Esta vez ha sido el Supremo el que ha corrido al rescate de la banca. Aunque sea a costa de dar la vuelta al calcetín de sus propias decisiones, creando jurisprudencia del dónde dije digo, digo Diego, consolidando una vez más entre los ciudadanos esa sensación convertida en certeza de que la Justicia no es igual para todos o, por decirlo de una forma más suave, realiza diferentes lecturas según quiénes sean los sujetos concernidos. Porque esto de que un día son los bancos los que están obligados a pagar el coste de escriturar las hipotecas (con su acompañamiento de argumentos jurídicos a favor) y al día siguiente la carga impositiva recae sobre los compradores (con otra enumeración de artículos que la justifican), este lío que deja al ciudadanos desorientado y en estado de permanente sospecha solo tiene una solución salomónica: ¡anulen el impuesto!

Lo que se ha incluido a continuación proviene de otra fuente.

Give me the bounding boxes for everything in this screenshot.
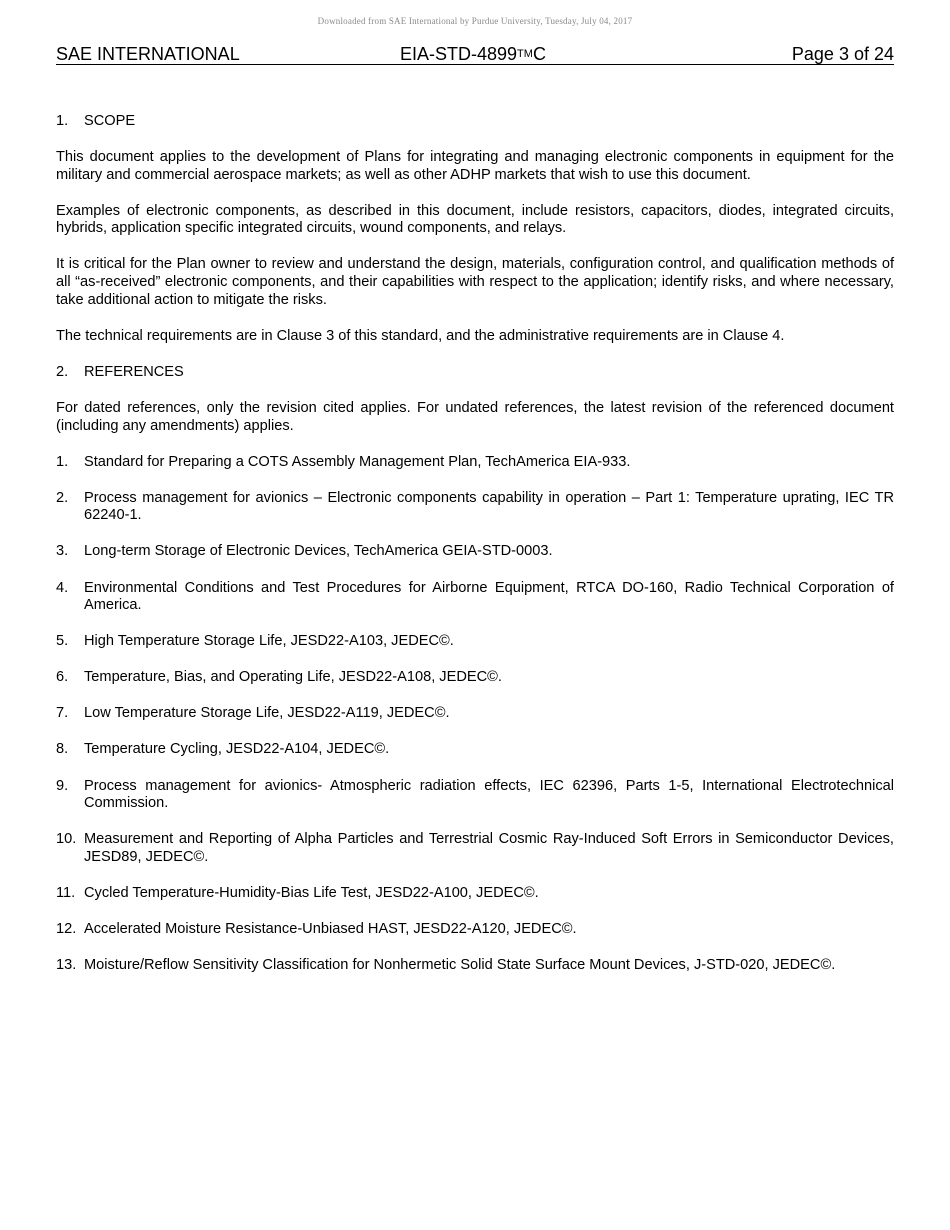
reference-text: Low Temperature Storage Life, JESD22-A119, JEDEC©.: [84, 705, 450, 722]
header-doc-suffix: C: [532, 44, 546, 64]
header-page-number: Page 3 of 24: [791, 44, 894, 64]
reference-text: Measurement and Reporting of Alpha Particles and Terrestrial Cosmic Ray-Induced Soft Errors in Semiconductor Devices, JESD89, JEDEC©.: [84, 831, 894, 865]
download-watermark-note: Downloaded from SAE International by Purdue University, Tuesday, July 04, 2017: [317, 16, 633, 26]
section-title: SCOPE: [84, 113, 136, 129]
reference-number: 11.: [56, 884, 76, 901]
reference-item: [56, 669, 894, 687]
reference-number: 8.: [56, 741, 69, 758]
reference-item: [56, 885, 894, 903]
reference-text: Cycled Temperature-Humidity-Bias Life Test, JESD22-A100, JEDEC©.: [84, 884, 539, 901]
reference-text: High Temperature Storage Life, JESD22-A103, JEDEC©.: [84, 633, 454, 650]
reference-text: Accelerated Moisture Resistance-Unbiased HAST, JESD22-A120, JEDEC©.: [84, 921, 577, 938]
reference-number: 9.: [56, 777, 69, 794]
reference-number: 5.: [56, 633, 69, 650]
section-heading-references: [56, 364, 894, 382]
references-intro: For dated references, only the revision cited applies. For undated references, the latest revision of the referenced document (including any amendments) applies.: [56, 399, 894, 434]
reference-number: 12.: [56, 921, 77, 938]
reference-item: [56, 705, 894, 723]
section-heading-scope: [56, 113, 894, 131]
reference-list: [56, 454, 894, 975]
reference-number: 13.: [56, 957, 77, 974]
reference-number: 1.: [56, 453, 69, 470]
scope-paragraph: It is critical for the Plan owner to review and understand the design, materials, configuration control, and qualification methods of all “as-received” electronic components, and their capabilities with respect to the application; identify risks, and where necessary, take additional action to mitigate the risks.: [56, 256, 894, 308]
reference-item: [56, 490, 894, 525]
reference-number: 3.: [56, 543, 69, 560]
reference-number: 2.: [56, 489, 69, 506]
reference-item: [56, 580, 894, 615]
reference-number: 6.: [56, 669, 69, 686]
reference-item: [56, 921, 894, 939]
reference-item: [56, 633, 894, 651]
reference-item: [56, 543, 894, 561]
reference-text: Environmental Conditions and Test Procedures for Airborne Equipment, RTCA DO-160, Radio Technical Corporation of America.: [84, 579, 894, 614]
reference-number: 4.: [56, 579, 69, 596]
reference-text: Temperature Cycling, JESD22-A104, JEDEC©.: [84, 741, 390, 758]
reference-text: Standard for Preparing a COTS Assembly Management Plan, TechAmerica EIA-933.: [84, 453, 631, 470]
scope-paragraph: Examples of electronic components, as described in this document, include resistors, capacitors, diodes, integrated circuits, hybrids, application specific integrated circuits, wound components, and relays.: [56, 202, 894, 237]
header-trademark: TM: [517, 48, 533, 60]
header-organization: SAE INTERNATIONAL: [56, 44, 240, 64]
reference-item: [56, 957, 894, 975]
reference-text: Process management for avionics- Atmospheric radiation effects, IEC 62396, Parts 1-5, International Electrotechnical Commission.: [84, 777, 894, 812]
document-body: [56, 113, 894, 993]
header-doc-prefix: EIA-STD-4899: [400, 44, 518, 64]
reference-item: [56, 831, 894, 866]
page-header: [56, 44, 894, 65]
scope-paragraph: This document applies to the development of Plans for integrating and managing electronic components in equipment for the military and commercial aerospace markets; as well as other ADHP markets that wish to use this document.: [56, 149, 894, 183]
reference-item: [56, 778, 894, 813]
reference-item: [56, 454, 894, 472]
reference-number: 10.: [56, 831, 77, 848]
reference-text: Moisture/Reflow Sensitivity Classification for Nonhermetic Solid State Surface Mount Devices, J-STD-020, JEDEC©.: [84, 957, 836, 974]
section-number: 2.: [56, 363, 69, 380]
scope-paragraph: The technical requirements are in Clause 3 of this standard, and the administrative requirements are in Clause 4.: [56, 327, 785, 344]
reference-number: 7.: [56, 705, 69, 722]
header-document-id: [400, 44, 546, 64]
reference-text: Long-term Storage of Electronic Devices, TechAmerica GEIA-STD-0003.: [84, 543, 553, 560]
reference-text: Process management for avionics – Electronic components capability in operation – Part 1: Temperature uprating, IEC TR 62240-1.: [84, 489, 894, 524]
section-number: 1.: [56, 113, 69, 129]
section-title: REFERENCES: [84, 363, 184, 380]
reference-item: [56, 741, 894, 759]
reference-text: Temperature, Bias, and Operating Life, JESD22-A108, JEDEC©.: [84, 669, 502, 686]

Asistimos al segundo rescate bancario en pocos años. En el primero, el Estado se dejó en la gatera cerca de 43.000 millones de euros de los 56.000 que aportó para que el sistema no se viniera abajo (sistema que, por otro lado, sigue pagando indemnizaciones millonarias a sus altos ejecutivos cuando abandonan el cargo). Aquella intervención tuvo lugar en un momento en el que la crisis -provocada por un banco- hacía trizas la vida de miles de personas que debían abandonar sus casas al no poder hacer frente a hipotecas porque habían perdido el trabajo, no tenían quien les sacara del aprieto y las ayudas sociales no les alcanzaban por la imposición de severos recortes. Los bancos salieron a flote con el dinero de todos, no lo han devuelto y lo agradecen picoteando nuestros ahorros por operaciones como el mantenimiento de cartilla o por sobrecoste de sacar dinero en un cajero en otra comunidad.
La más reciente sentencia del Supremo -habrá que ver si es la última- exime a los bancos de pagar 640 millones de euros al año. O lo que es lo mismo, mientras el crédito de unos llega a las cotas más bajas, el interés de los otros no encuentra freno.